The invisible Gaijin

Nothing seems to phase us, Gaijins, as we skillfully skip past that seventh pool of vomit; not that mass of people racing towards us like world-class athletes nor the high-pitched ringing of that bicycle trying to weave its way through the crowd. No, today we are invincible, we are Gaijin gods strolling through Tokyo.
Invincible, that is, until we spot something horrific bobbing towards us on the horizon. A sight that leaves every one of us completely void of all rational thinking; a sight that is quite simply another Gaijin!

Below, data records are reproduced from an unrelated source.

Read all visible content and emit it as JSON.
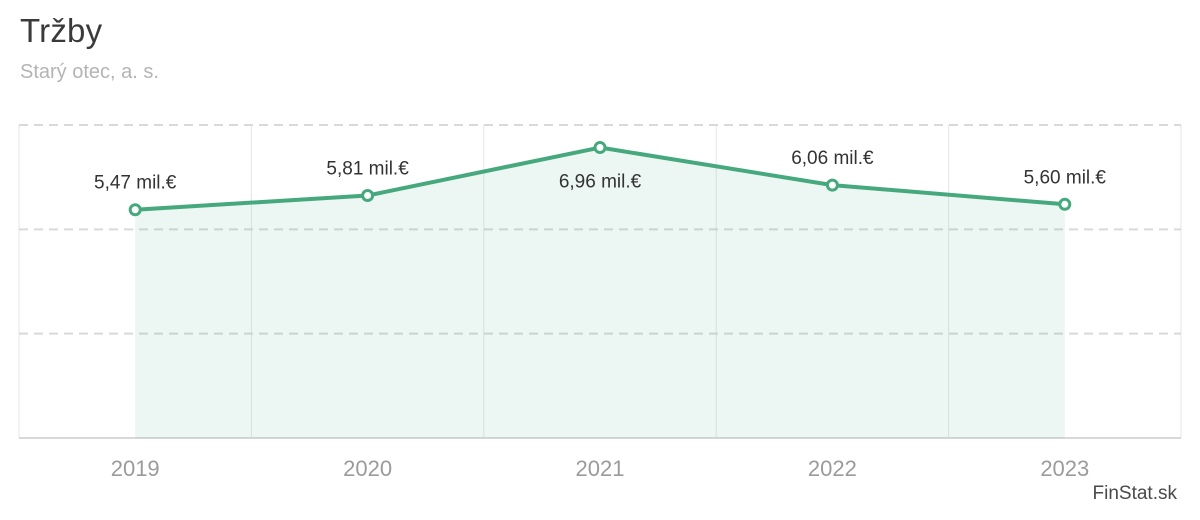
{
  "header": {
    "title": "Tržby",
    "subtitle": "Starý otec, a. s."
  },
  "credit": "FinStat.sk",
  "colors": {
    "line": "#46a87d",
    "area_fill": "rgba(70, 168, 125, 0.10)",
    "marker_fill": "#ffffff",
    "title_text": "#3a3a3a",
    "subtitle_text": "#b4b4b4",
    "data_label_text": "#333333",
    "axis_label_text": "#9b9b9b",
    "grid_dashed": "#d9d9d9",
    "grid_vertical": "#e6e6e6"
  },
  "chart_data": {
    "type": "area",
    "title": "Tržby",
    "subtitle": "Starý otec, a. s.",
    "categories": [
      "2019",
      "2020",
      "2021",
      "2022",
      "2023"
    ],
    "values": [
      5.47,
      5.81,
      6.96,
      6.06,
      5.6
    ],
    "point_labels": [
      "5,47 mil.€",
      "5,81 mil.€",
      "6,96 mil.€",
      "6,06 mil.€",
      "5,60 mil.€"
    ],
    "label_placement": [
      "above",
      "above",
      "below",
      "above",
      "above"
    ],
    "unit": "mil.€",
    "xlabel": "",
    "ylabel": "",
    "ylim": [
      0,
      7.5
    ],
    "ytick_values": [
      2.5,
      5.0,
      7.5
    ],
    "grid": "horizontal dashed gridlines, vertical solid band separators",
    "legend": "none",
    "credit": "FinStat.sk"
  }
}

As the problem strides ever closer, etiquette tells us that we must avoid eye contact at all costs, so we proceed with zombie-like senses, eyes transfixed far ahead in the distance puzzling over what it is that overcomes us when we pass another Gaijin in the street. Is it envy, is it fear, is it lust or is it simply just a basic loss of vision? Whatever it is, it is clear that we are all somehow trained to ignore each other with spectacular precision.
Now this ritual, although occurring almost instantly, is by no means immediate. Upon arrival we are foolishly generous with our greetings – a nod of the head here, a slight gesture with the hand there – small common courtesies that in addition to going outrageously unnoticed, fully expose the exact number of days and weeks since our arrival.
It seems existing ideology says we shouldn’t squander our “hellos” on people we don’t know after all we don’t do this at home. The problem with this school of thought is the huge amount of effort it takes to convince that passer-by that we didn’t actually see them. I mean of course we saw them. Why wouldn’t we? But still we work painfully hard fixating on the most boring things, until the victim has passed.
The bitter fact is that the road to invisibility is treacherous, but it is a path we tread with relative ease. We accept invisibility as second nature, and why do we do this? Because we are Gaikokujins (aliens) and that’s what Gaigokujins do!